The draft legislation would make it illegal to discriminate in jobs and housing against gays, lesbians, bisexuals and transpeople.  It would recognize same-sex domestic partnerships, although not grant marriage or adoption rights, and it would allow transsexuals to have identity cards showing their true sex. In addition the bill would require the government health service to pay for sex reassignment surgery.

The measure has been championed by Mariela Castro, the daughter of Cuban president Raul Castro.
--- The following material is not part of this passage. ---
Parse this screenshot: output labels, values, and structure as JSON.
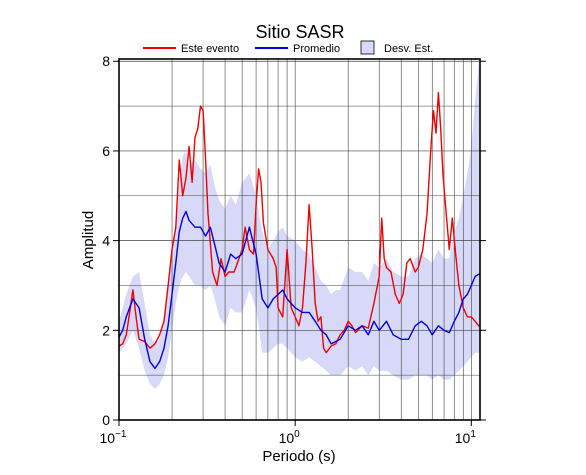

She heads the government-funded National Centre for Sex Education and has been a longtime LGBT rights advocate. 

Mariela Castro said she would have liked to have had the bill include marriage but she and LGBT leaders believed it would be met with opposition and could jeopardize the bill.

"A lot of homosexual couples asked me to not risk delaying getting the law passed by insisting on the word marriage," she told the BBC.

"In Cuba marriage is not as important as the family and at least this way we can guarantee the personal and inheritance rights of homosexuals and transsexuals."

Last month Cuba's Culture Minister Abel Prieto said that he supports gay marriage.

Gays have had a long struggle for recognition in Cuba

There are no gay clubs in Havana, although one bar does offer a weekly "gay night".

Prior to the Castro revolution gays were regularly rounded up and jailed.  Even after the revolution many gays were sent to forced labor camps for "re-education and rehabilitation."

The camps were abandoned in a few years but gays often were denied jobs and in the 1980s, there were government orchestrated mass rallies denouncing homosexuality.